12) Input validation error (CVE-ID: CVE-2021-3541)
CWE-ID: CWE-20 - Improper input validation
CVSSv4: CVSS:4.0/AV:N/AC:L/AT:N/PR:N/UI:N/VC:N/VI:N/VA:H/SC:N/SI:N/SA:N/E:U/U:Green
The vulnerability allows a remote attacker to perform a denial of service (DoS) attack.
The vulnerability exists due to insufficient validation of user-supplied input. A remote attacker can pass specially crafted input to the application and perform a denial of service (DoS) attack.

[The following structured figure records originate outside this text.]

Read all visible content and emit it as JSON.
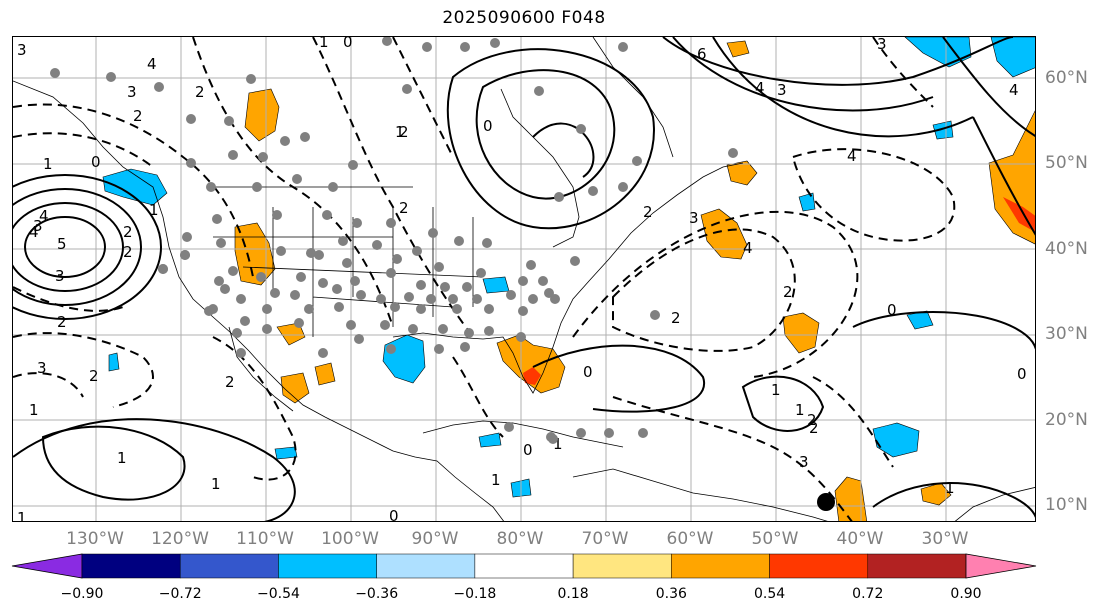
{
  "title": "2025090600 F048",
  "lon_labels": [
    "130°W",
    "120°W",
    "110°W",
    "100°W",
    "90°W",
    "80°W",
    "70°W",
    "60°W",
    "50°W",
    "40°W",
    "30°W"
  ],
  "lat_labels": [
    "60°N",
    "50°N",
    "40°N",
    "30°N",
    "20°N",
    "10°N"
  ],
  "colorbar": {
    "colors": [
      "#8a2be2",
      "#000080",
      "#3457cc",
      "#00bfff",
      "#aee0ff",
      "#ffffff",
      "#ffe680",
      "#ffa500",
      "#ff3800",
      "#b22222",
      "#ff80b0"
    ],
    "ticks": [
      "−0.90",
      "−0.72",
      "−0.54",
      "−0.36",
      "−0.18",
      "0.18",
      "0.36",
      "0.54",
      "0.72",
      "0.90"
    ]
  },
  "contour_labels": [
    "3",
    "4",
    "2",
    "3",
    "2",
    "1",
    "0",
    "1",
    "2",
    "3",
    "0",
    "1",
    "2",
    "0",
    "4",
    "3",
    "2",
    "4",
    "3",
    "4",
    "3",
    "6",
    "4",
    "2",
    "2",
    "4",
    "5",
    "3",
    "4",
    "2",
    "2",
    "1",
    "1",
    "2",
    "0",
    "2",
    "0",
    "2",
    "1",
    "1",
    "1",
    "0",
    "1",
    "0",
    "2",
    "3",
    "1",
    "1",
    "2",
    "0",
    "1",
    "3",
    "1"
  ],
  "marker": {
    "symbol": "black-dot"
  }
}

13) Insufficient verification of data authenticity (CVE-ID: CVE-2021-20271)
CWE-ID: CWE-345 - Insufficient Verification of Data Authenticity
CVSSv4: CVSS:4.0/AV:N/AC:L/AT:P/PR:N/UI:A/VC:H/VI:H/VA:H/SC:N/SI:N/SA:N/E:U/U:Green
The vulnerability allows a remote attacker to compromise the affected system.
The vulnerability exists due to an error in RPM's signature check functionality when reading package files. A remote attacker can create a specially crafted package with a modified signature header, trick the victim into installing and compromise the affected system.
14) Incorrect Conversion between Numeric Types (CVE-ID: CVE-2021-27218)
CWE-ID: CWE-681 - Incorrect Conversion between Numeric Types
CVSSv4: CVSS:4.0/AV:L/AC:L/AT:N/PR:L/UI:N/VC:N/VI:L/VA:N/SC:N/SI:N/SA:N/E:U/U:Clear
The vulnerability allows a local user to bypass implemented security restrictions.
The vulnerability exists due to incorrect conversion between numeric types in Gnome Glib. If g_byte_array_new_take() was called with a buffer of 4GB or more on a 64-bit platform, the length would be truncated modulo 2**32, causing unintended length truncation.
Remediation
Install update from vendor's website.